February 2014 marked a number of 50th anniversary dates relating back to some of the most important dates during The Beatles' time together. Perhaps the most important date revisited in February was the anniversary of start of The Beatles' invasion on the USA. The start of their invasion came when The Beatles landed at JFK Airport in New York City and were greeted by over 5,000 fans.
Jill Kellogg, a flight attendant on the famous flight spoke to us extensively about the flight:
"London, February 7th 1964, the crew boarded the crew bus at the Kensington Palace Hotel. All in order and nothing unusual. This was the second leg of my very first trip: New York to London and then back to New York. About 15 minutes on route to the airport, the First Officer stood up facing the Flight Service Crew; “guess who we have on board today?” He had on a Beatle mask. Lots of “ohs, mys, yikes,” etc., etc., went through the lot of the young women. “Who are the Beatles”, I asked. Dumb question, I guess!
Having been in a restrictive educational and boarding environment for a few years, I was not ‘in tune’ with current rock and roll pop songs or most popular music. Well, I thought, they are probably a passing fancy and no need to get excited about this one. However, there were two additional stewardesses from standby on the crew bus; some indication of a busy flight.
London Airport proved to be a madhouse. Thousands of fans all over the place. Almost as if we, the crew, were the celebrities about to board. In checking out the aircraft we also found the First Class configuration was not 20 seats, but 40 and I was already scheduled to work first class. “Oh boy”, I thought.
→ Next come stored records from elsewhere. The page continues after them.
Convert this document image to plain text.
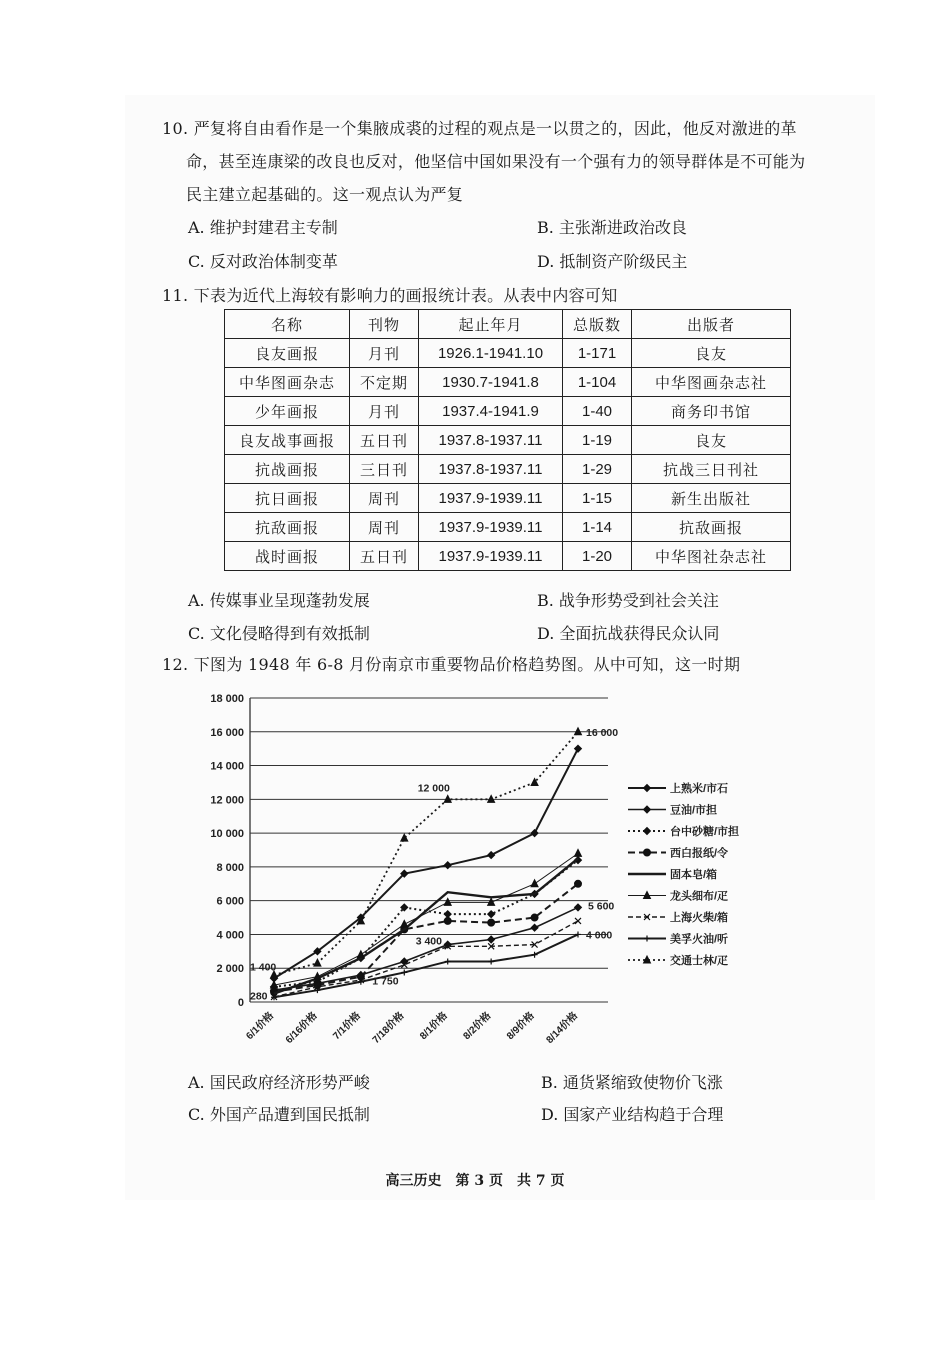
10. 严复将自由看作是一个集腋成裘的过程的观点是一以贯之的，因此，他反对激进的革
命，甚至连康梁的改良也反对，他坚信中国如果没有一个强有力的领导群体是不可能为
民主建立起基础的。这一观点认为严复
A. 维护封建君主专制	B. 主张渐进政治改良
C. 反对政治体制变革	D. 抵制资产阶级民主
11. 下表为近代上海较有影响力的画报统计表。从表中内容可知
名称	刊物	起止年月	总版数	出版者
良友画报	月刊	1926.1-1941.10	1-171	良友
中华图画杂志	不定期	1930.7-1941.8	1-104	中华图画杂志社
少年画报	月刊	1937.4-1941.9	1-40	商务印书馆
良友战事画报	五日刊	1937.8-1937.11	1-19	良友
抗战画报	三日刊	1937.8-1937.11	1-29	抗战三日刊社
抗日画报	周刊	1937.9-1939.11	1-15	新生出版社
抗敌画报	周刊	1937.9-1939.11	1-14	抗敌画报
战时画报	五日刊	1937.9-1939.11	1-20	中华图社杂志社
A. 传媒事业呈现蓬勃发展	B. 战争形势受到社会关注
C. 文化侵略得到有效抵制	D. 全面抗战获得民众认同
12. 下图为 1948 年 6-8 月份南京市重要物品价格趋势图。从中可知，这一时期
0
2 000
4 000
6 000
8 000
10 000
12 000
14 000
16 000
18 000
6/1价格 6/16价格 7/1价格 7/18价格 8/1价格 8/2价格 8/9价格 8/14价格
1 400
12 000
16 000
5 600
3 400
4 000
1 750
280
上熟米/市石
豆油/市担
台中砂糖/市担
西白报纸/令
固本皂/箱
龙头细布/疋
上海火柴/箱
美孚火油/听
交通士林/疋
A. 国民政府经济形势严峻	B. 通货紧缩致使物价飞涨
C. 外国产品遭到国民抵制	D. 国家产业结构趋于合理
高三历史　第 3 页　共 7 页
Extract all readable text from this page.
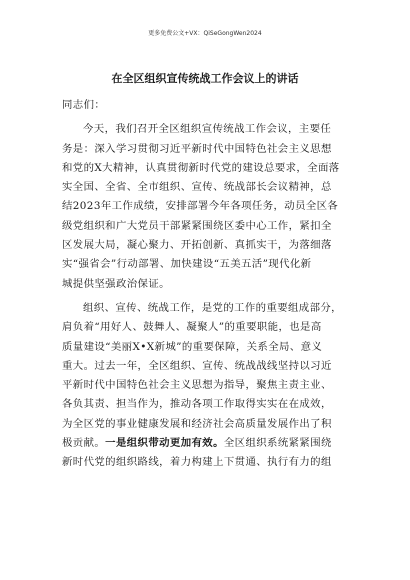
更多免费公文+VX：QiSeGongWen2024
在全区组织宣传统战工作会议上的讲话
同志们：
今天，我们召开全区组织宣传统战工作会议，主要任
务是：深入学习贯彻习近平新时代中国特色社会主义思想
和党的X大精神，认真贯彻新时代党的建设总要求，全面落
实全国、全省、全市组织、宣传、统战部长会议精神，总
结2023年工作成绩，安排部署今年各项任务，动员全区各
级党组织和广大党员干部紧紧围绕区委中心工作，紧扣全
区发展大局，凝心聚力、开拓创新、真抓实干，为落细落
实“强省会”行动部署、加快建设“五美五活”现代化新
城提供坚强政治保证。
组织、宣传、统战工作，是党的工作的重要组成部分，
肩负着“用好人、鼓舞人、凝聚人”的重要职能，也是高
质量建设“美丽X•X新城”的重要保障，关系全局、意义
重大。过去一年，全区组织、宣传、统战战线坚持以习近
平新时代中国特色社会主义思想为指导，聚焦主责主业、
各负其责、担当作为，推动各项工作取得实实在在成效，
为全区党的事业健康发展和经济社会高质量发展作出了积
极贡献。一是组织带动更加有效。全区组织系统紧紧围绕
新时代党的组织路线，着力构建上下贯通、执行有力的组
As soon as the “Fab Four” (which they were later named) came out of the terminal to board the aircraft, the fans went wild…and wild was a good way to describe the next eight hours!
The passengers in economy, by this time, (they had already boarded) knew about the celebrities they would be travelling with and were just as excited as the fans outside. The large configuration of seats was due to the celebrity entourage which consisted of ABC, BBC and NBC news media, The Beatles with wives and/or girlfriends, and Brian Epstein, their manager.
Twenty minutes into the flight, the bedlam began. Ringo, Paul and George were in the aisles talking to others of their group, taking pictures of everyone, many of the crew and in general, just totally enjoying the excitement of their first trip to the USA to be on the Ed Sullivan show. Although they were quite young, they were all very mannerly and polite and pleasant to serve. Their excitement was infectious.
Back then, all of First Class meals were served from carts. The meals consisted of 7 courses, which meant 7 separate serving carts; drinks and beverages, hors d’oeuvres, soup, main entrée, dessert, cheese and fruit, and finally coffee and aperitif. With that many passengers in First Class, it took all of the flight from London to JFK to serve the meal!
There was absolutely no time to speak more than one or two sentences to any of George, Ringo, John or Paul. It was mostly, “we will be serving the meal with our cart service in a few minutes, so would you kindly take your seats, otherwise, we won’t be able to get the carts through with you in the aisles”. Or, “ok gentlemen, we are coming through, please, please sit down!”
As we taxied to our gate, I could see thousands of fans awaiting us….5,000-15,000, I am not good at judging numbers, but it was a giant sea of people! Hardly many heads visible, but many hands and arms waving, handkerchiefs, (it’s like, do you know how to count the number of sheep in a field? Count the legs and divide by four!).
Opening the cabin door, the crew could not hear one another speak, the screams and yells from the masses outside were overwhelming. I think it was then that I realized this group of four young men was more than a passing fancy….it was truly the beginning of The Beatles' Invasion. And, it was an incredible way to begin a new career as a stewardess with Pan Am. Needless to say, I did become a fan and my enthusiasm has been passed on to my children!"